The Rev. Lane Hensley of St. Margaret’s Episcopal Church and Pastor Derek Fossey of Hope Lutheran Church started at the Gardens on El Paseo, but quickly were told  by security personnel they were not welcome as the area is private property.

“I asked if it was OK to do this in the courtyard area,’’ Hensley told Patch.com, adding that he brought the tradition to the desert for the first time this year from his parish in Chicago.

Ashes are traditionally put on the foreheads of parishioners as part of Ash Wednesday, which ushers in the first day of Lent, the 40-day preparation in protestant and Catholic churches for Easter Sunday, April 24.

Being asked to leave didn’t stall the men, who went along other parts of El Paseo.

“Many of the employees of the stores came out to receive ashes,’’ Fossey said, adding that people, even non-Christians, seemed to enjoy it.

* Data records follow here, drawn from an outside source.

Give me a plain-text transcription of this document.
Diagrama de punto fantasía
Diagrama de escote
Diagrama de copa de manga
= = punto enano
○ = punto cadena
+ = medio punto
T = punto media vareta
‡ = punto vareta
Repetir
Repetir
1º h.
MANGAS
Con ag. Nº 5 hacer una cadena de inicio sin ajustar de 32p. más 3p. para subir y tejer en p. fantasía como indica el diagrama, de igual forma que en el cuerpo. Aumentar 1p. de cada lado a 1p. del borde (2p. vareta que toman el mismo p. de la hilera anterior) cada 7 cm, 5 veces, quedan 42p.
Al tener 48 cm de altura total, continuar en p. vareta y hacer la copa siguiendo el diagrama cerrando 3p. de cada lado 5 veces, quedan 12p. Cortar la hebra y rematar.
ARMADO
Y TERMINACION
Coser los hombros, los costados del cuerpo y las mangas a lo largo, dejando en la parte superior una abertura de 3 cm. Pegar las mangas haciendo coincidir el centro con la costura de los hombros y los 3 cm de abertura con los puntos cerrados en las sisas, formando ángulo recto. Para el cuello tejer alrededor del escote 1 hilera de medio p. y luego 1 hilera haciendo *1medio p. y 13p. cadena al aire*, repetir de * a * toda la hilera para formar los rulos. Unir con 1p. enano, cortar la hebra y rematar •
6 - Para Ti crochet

“People would pull up and ask if I could give them ashes in the car,’’ Fossey said, adding he happily obliged.

Toward the end of their rounds just before 2 p.m., Hensley and Fossey were on the sidewalk near the True Religion store when another guard asked them to leave, saying even that area was private property.

“Where does the property end?” Hensley asked.

“The property ends at the stoplight to the stoplight down there,’’ the guard said, pointing from San Pablo Avenue to Larkspur Lane.

The men wrapped up the event, but not before a dozen more people asked for the ritual.

After the priest and pastor left, a guard who only identified himself as a supervisor said he did not have a comment on the church leaders being barred from the sidewalk along the Gardens.

“See these bricks right here. Does that look like the sidewalk across the street?” he said before threatening to call the police if Patch.com’s reporter did not leave the sidewalk.

Sara OFlynn, marketing director for the Gardens on El Paseo, said she had no comment.